In Kuwait City, the explosion at a shopping mall during the evening rush had shattered more than glass. It had shattered the illusion of safety in a nation that had tried so hard to be a mediator, a peaceful hub. Mariam, a Kuwaiti journalist, stood behind the police tape, watching rescue workers pick through the debris. She had been in the food court with her seven-year-old daughter, Laila, just twenty minutes before the blast. They had left because Laila had dropped her ice cream and thrown a tantrum. A small, insignificant tantrum had quite possibly saved their lives. Mariam gripped Laila’s hand so tightly the girl squirmed. She looked at the faces of the other onlookers, a mix of Kuwaitis, expats, Westerners. They were all united now in a new, horrifying brotherhood of fear. She saw a Filipino nanny crying, frantically trying to reach her employer on a phone that showed no signal. She saw an American oil executive, his face ashen, staring blankly at the smoke. The world had come to the Gulf for business, for opportunity, for a better life. Now, it had come for them.

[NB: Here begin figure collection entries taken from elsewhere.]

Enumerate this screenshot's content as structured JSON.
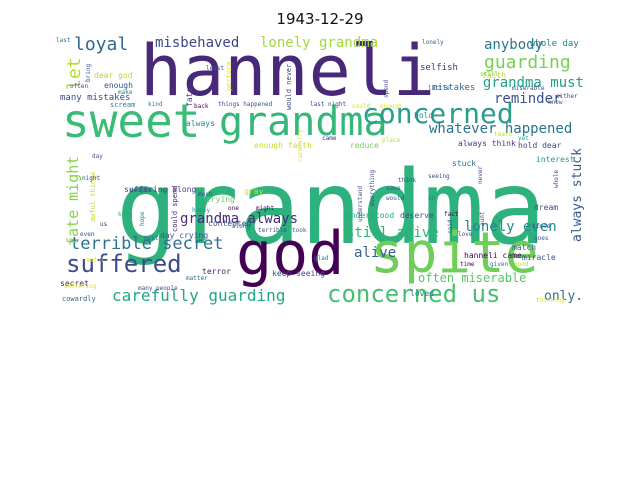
{
  "title": "1943-12-29",
  "colors": {
    "dark_purple": "#440154",
    "purple": "#482878",
    "indigo": "#3e4a89",
    "blue": "#31688e",
    "teal": "#26828e",
    "cyan_green": "#1f9e89",
    "green": "#35b779",
    "light_green": "#6ece58",
    "lime": "#b5de2b",
    "yellow": "#fde725"
  },
  "words": [
    {
      "text": "grandma",
      "color": "#2db27d",
      "weight": 1.0
    },
    {
      "text": "hanneli",
      "color": "#482878",
      "weight": 0.85
    },
    {
      "text": "god",
      "color": "#440154",
      "weight": 0.7
    },
    {
      "text": "spite",
      "color": "#6ece58",
      "weight": 0.7
    },
    {
      "text": "sweet",
      "color": "#3bbb75",
      "weight": 0.55
    },
    {
      "text": "grandma",
      "color": "#35b779",
      "weight": 0.55
    },
    {
      "text": "concerned",
      "color": "#2a9d8c",
      "weight": 0.4
    },
    {
      "text": "concerned us",
      "color": "#46c06f",
      "weight": 0.35
    },
    {
      "text": "suffered",
      "color": "#3e4a89",
      "weight": 0.35
    },
    {
      "text": "loyal",
      "color": "#31688e",
      "weight": 0.28
    },
    {
      "text": "terrible secret",
      "color": "#2c728e",
      "weight": 0.25
    },
    {
      "text": "carefully guarding",
      "color": "#22a884",
      "weight": 0.25
    },
    {
      "text": "misbehaved",
      "color": "#404387",
      "weight": 0.2
    },
    {
      "text": "lonely grandma",
      "color": "#a0da39",
      "weight": 0.2
    },
    {
      "text": "anybody",
      "color": "#2a788e",
      "weight": 0.18
    },
    {
      "text": "guarding",
      "color": "#75d054",
      "weight": 0.22
    },
    {
      "text": "grandma must",
      "color": "#1fa187",
      "weight": 0.18
    },
    {
      "text": "reminder",
      "color": "#3b528b",
      "weight": 0.16
    },
    {
      "text": "whatever happened",
      "color": "#2c728e",
      "weight": 0.17
    },
    {
      "text": "let",
      "color": "#b5de2b",
      "weight": 0.2
    },
    {
      "text": "fate might",
      "color": "#86d549",
      "weight": 0.18
    },
    {
      "text": "grandma always",
      "color": "#472d7b",
      "weight": 0.17
    },
    {
      "text": "still alive",
      "color": "#2fb47c",
      "weight": 0.17
    },
    {
      "text": "lonely even",
      "color": "#24868e",
      "weight": 0.16
    },
    {
      "text": "always stuck",
      "color": "#365c8d",
      "weight": 0.16
    },
    {
      "text": "alive",
      "color": "#355f8d",
      "weight": 0.15
    },
    {
      "text": "often miserable",
      "color": "#54c568",
      "weight": 0.14
    },
    {
      "text": "only.",
      "color": "#2e6f8e",
      "weight": 0.14
    },
    {
      "text": "whole day",
      "color": "#277f8e",
      "weight": 0.09
    },
    {
      "text": "faith",
      "color": "#b5de2b",
      "weight": 0.08
    },
    {
      "text": "selfish",
      "color": "#46337e",
      "weight": 0.08
    },
    {
      "text": "mistakes",
      "color": "#31688e",
      "weight": 0.08
    },
    {
      "text": "many mistakes",
      "color": "#3e4a89",
      "weight": 0.08
    },
    {
      "text": "enough",
      "color": "#3b528b",
      "weight": 0.07
    },
    {
      "text": "dear god",
      "color": "#addc30",
      "weight": 0.07
    },
    {
      "text": "fate",
      "color": "#3e4a89",
      "weight": 0.07
    },
    {
      "text": "always",
      "color": "#23898e",
      "weight": 0.07
    },
    {
      "text": "enough faith",
      "color": "#c8e020",
      "weight": 0.08
    },
    {
      "text": "reduce",
      "color": "#70cf57",
      "weight": 0.08
    },
    {
      "text": "always think",
      "color": "#443983",
      "weight": 0.08
    },
    {
      "text": "hold dear",
      "color": "#3f4788",
      "weight": 0.07
    },
    {
      "text": "hold",
      "color": "#238a8d",
      "weight": 0.07
    },
    {
      "text": "stuck",
      "color": "#2d708e",
      "weight": 0.07
    },
    {
      "text": "interest",
      "color": "#1e9b8a",
      "weight": 0.07
    },
    {
      "text": "dream",
      "color": "#3c4f8a",
      "weight": 0.07
    },
    {
      "text": "suffering along",
      "color": "#414487",
      "weight": 0.08
    },
    {
      "text": "crying",
      "color": "#6ccd5a",
      "weight": 0.07
    },
    {
      "text": "day crying",
      "color": "#3b528b",
      "weight": 0.08
    },
    {
      "text": "understood",
      "color": "#22a884",
      "weight": 0.07
    },
    {
      "text": "deserve",
      "color": "#3d4e8a",
      "weight": 0.07
    },
    {
      "text": "hanneli came",
      "color": "#46075a",
      "weight": 0.07
    },
    {
      "text": "match",
      "color": "#31688e",
      "weight": 0.07
    },
    {
      "text": "miracle",
      "color": "#3b528b",
      "weight": 0.07
    },
    {
      "text": "secret",
      "color": "#482475",
      "weight": 0.07
    },
    {
      "text": "terror",
      "color": "#481a6c",
      "weight": 0.07
    },
    {
      "text": "keep seeing",
      "color": "#3e4a89",
      "weight": 0.07
    },
    {
      "text": "loved",
      "color": "#297b8e",
      "weight": 0.07
    },
    {
      "text": "cowardly",
      "color": "#33638d",
      "weight": 0.06
    },
    {
      "text": "gray",
      "color": "#d8e219",
      "weight": 0.06
    },
    {
      "text": "contented",
      "color": "#3b528b",
      "weight": 0.06
    },
    {
      "text": "could spend",
      "color": "#481f70",
      "weight": 0.06
    },
    {
      "text": "awful things",
      "color": "#c0df25",
      "weight": 0.06
    },
    {
      "text": "would never",
      "color": "#3f4889",
      "weight": 0.06
    },
    {
      "text": "perform",
      "color": "#e5e419",
      "weight": 0.05
    },
    {
      "text": "scream",
      "color": "#2a788e",
      "weight": 0.05
    },
    {
      "text": "kind",
      "color": "#26828e",
      "weight": 0.04
    },
    {
      "text": "back",
      "color": "#440154",
      "weight": 0.04
    },
    {
      "text": "things happened",
      "color": "#3b528b",
      "weight": 0.04
    },
    {
      "text": "last night",
      "color": "#404688",
      "weight": 0.04
    },
    {
      "text": "could",
      "color": "#c2df23",
      "weight": 0.04
    },
    {
      "text": "enough",
      "color": "#e7e419",
      "weight": 0.04
    },
    {
      "text": "little",
      "color": "#31688e",
      "weight": 0.04
    },
    {
      "text": "miserable",
      "color": "#3b528b",
      "weight": 0.04
    },
    {
      "text": "still",
      "color": "#7ad151",
      "weight": 0.04
    },
    {
      "text": "lonely",
      "color": "#31688e",
      "weight": 0.04
    },
    {
      "text": "last",
      "color": "#2c728e",
      "weight": 0.04
    },
    {
      "text": "bring",
      "color": "#3b528b",
      "weight": 0.04
    },
    {
      "text": "often",
      "color": "#3e4a89",
      "weight": 0.04
    },
    {
      "text": "make",
      "color": "#25848e",
      "weight": 0.04
    },
    {
      "text": "came",
      "color": "#482878",
      "weight": 0.04
    },
    {
      "text": "place",
      "color": "#b8de29",
      "weight": 0.04
    },
    {
      "text": "might",
      "color": "#440154",
      "weight": 0.04
    },
    {
      "text": "people",
      "color": "#3b528b",
      "weight": 0.04
    },
    {
      "text": "happy",
      "color": "#20928c",
      "weight": 0.04
    },
    {
      "text": "keep",
      "color": "#27ad81",
      "weight": 0.04
    },
    {
      "text": "night",
      "color": "#404688",
      "weight": 0.04
    },
    {
      "text": "day",
      "color": "#3b528b",
      "weight": 0.04
    },
    {
      "text": "us",
      "color": "#482878",
      "weight": 0.04
    },
    {
      "text": "even",
      "color": "#3b528b",
      "weight": 0.04
    },
    {
      "text": "must",
      "color": "#31688e",
      "weight": 0.04
    },
    {
      "text": "awful",
      "color": "#e5e419",
      "weight": 0.04
    },
    {
      "text": "hope",
      "color": "#25848e",
      "weight": 0.04
    },
    {
      "text": "much",
      "color": "#3e4a89",
      "weight": 0.04
    },
    {
      "text": "one",
      "color": "#440154",
      "weight": 0.04
    },
    {
      "text": "along",
      "color": "#3b528b",
      "weight": 0.04
    },
    {
      "text": "terrible",
      "color": "#3e4a89",
      "weight": 0.04
    },
    {
      "text": "took",
      "color": "#31688e",
      "weight": 0.04
    },
    {
      "text": "glad",
      "color": "#26828e",
      "weight": 0.04
    },
    {
      "text": "save",
      "color": "#31688e",
      "weight": 0.04
    },
    {
      "text": "would",
      "color": "#3b528b",
      "weight": 0.04
    },
    {
      "text": "oh",
      "color": "#26828e",
      "weight": 0.04
    },
    {
      "text": "love",
      "color": "#3e4a89",
      "weight": 0.04
    },
    {
      "text": "time",
      "color": "#440154",
      "weight": 0.04
    },
    {
      "text": "given",
      "color": "#31688e",
      "weight": 0.04
    },
    {
      "text": "good",
      "color": "#b5de2b",
      "weight": 0.04
    },
    {
      "text": "since",
      "color": "#3e4a89",
      "weight": 0.04
    },
    {
      "text": "goes",
      "color": "#3b528b",
      "weight": 0.04
    },
    {
      "text": "fact",
      "color": "#440154",
      "weight": 0.04
    },
    {
      "text": "said",
      "color": "#3b528b",
      "weight": 0.04
    },
    {
      "text": "yet",
      "color": "#1f9e89",
      "weight": 0.04
    },
    {
      "text": "tears",
      "color": "#b5de2b",
      "weight": 0.04
    },
    {
      "text": "think",
      "color": "#3b528b",
      "weight": 0.04
    },
    {
      "text": "seeing",
      "color": "#3e4a89",
      "weight": 0.04
    },
    {
      "text": "matter",
      "color": "#31688e",
      "weight": 0.04
    },
    {
      "text": "many people",
      "color": "#3b528b",
      "weight": 0.04
    },
    {
      "text": "suffering",
      "color": "#e5e419",
      "weight": 0.04
    },
    {
      "text": "thinking",
      "color": "#e5e419",
      "weight": 0.04
    },
    {
      "text": "either",
      "color": "#3e4a89",
      "weight": 0.04
    },
    {
      "text": "know",
      "color": "#31688e",
      "weight": 0.04
    },
    {
      "text": "whole",
      "color": "#3b528b",
      "weight": 0.04
    },
    {
      "text": "everything",
      "color": "#3e4a89",
      "weight": 0.04
    },
    {
      "text": "understand",
      "color": "#3b528b",
      "weight": 0.04
    },
    {
      "text": "carefully",
      "color": "#e5e419",
      "weight": 0.04
    },
    {
      "text": "spend",
      "color": "#3e4a89",
      "weight": 0.04
    },
    {
      "text": "never",
      "color": "#3b528b",
      "weight": 0.04
    },
    {
      "text": "aunt",
      "color": "#3e4a89",
      "weight": 0.04
    },
    {
      "text": "least",
      "color": "#3b528b",
      "weight": 0.04
    }
  ]
}
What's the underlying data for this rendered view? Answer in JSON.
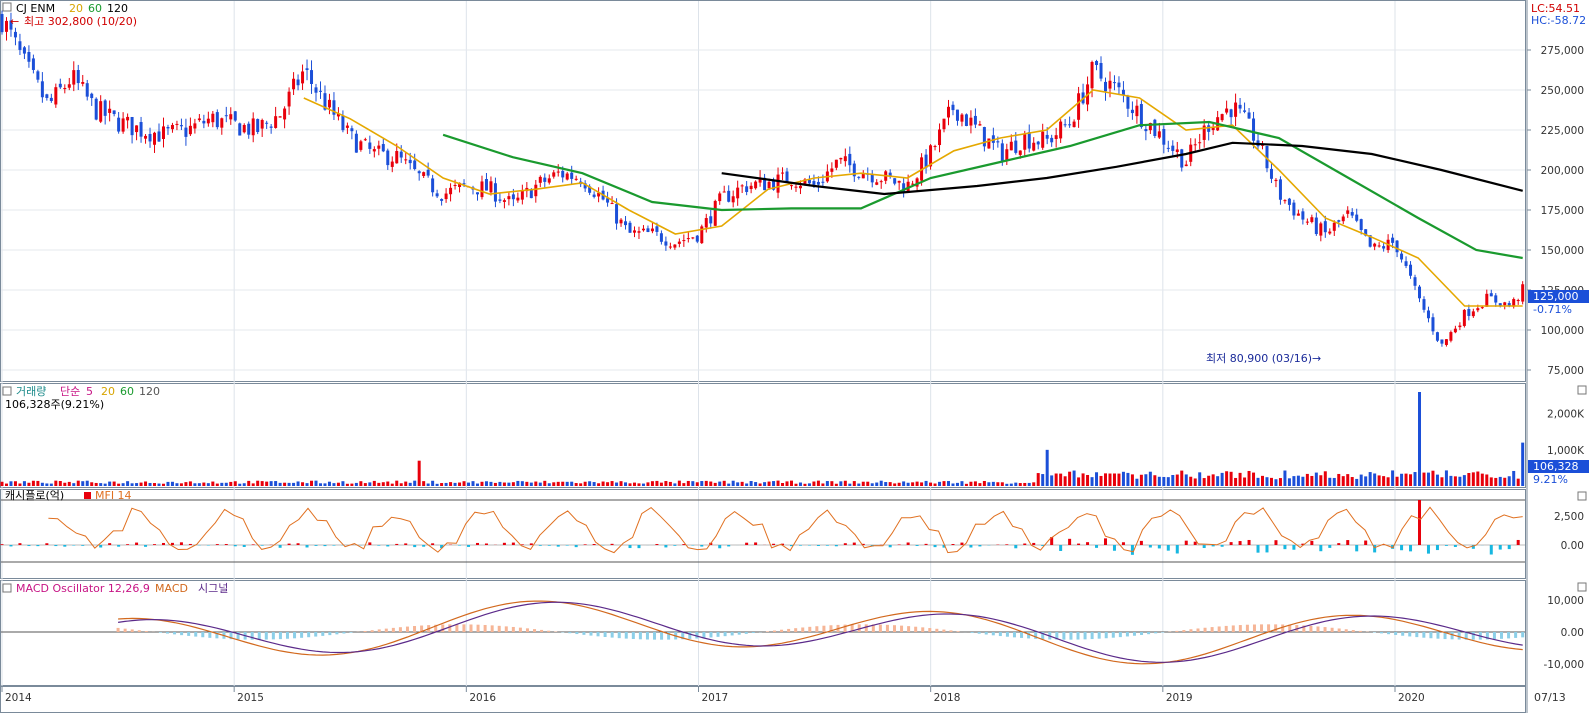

And in the White House, a man named Donald Trump watched the same footage on a bank of screens. He spoke of objectives and vengeance, of reclaiming countries and achieving total victory. But in a small apartment in Cleveland, Leila still hadn’t heard back from Reza. Her message was hours old now, a single gray checkmark indicating it hadn’t even been delivered. She refreshed the screen, again and again, a desperate, futile gesture. She thought of his love for blueberry muffins, a taste he’d acquired during his years in the States. She thought of the silly arguments they used to have about which American superhero was better. She thought of his mother, frail and scared. And she refreshed the screen one more time, praying for the tiny miracle of two blue checks, for the simple, human confirmation that her brother was still there, still breathing, in a world that seemed determined to stop.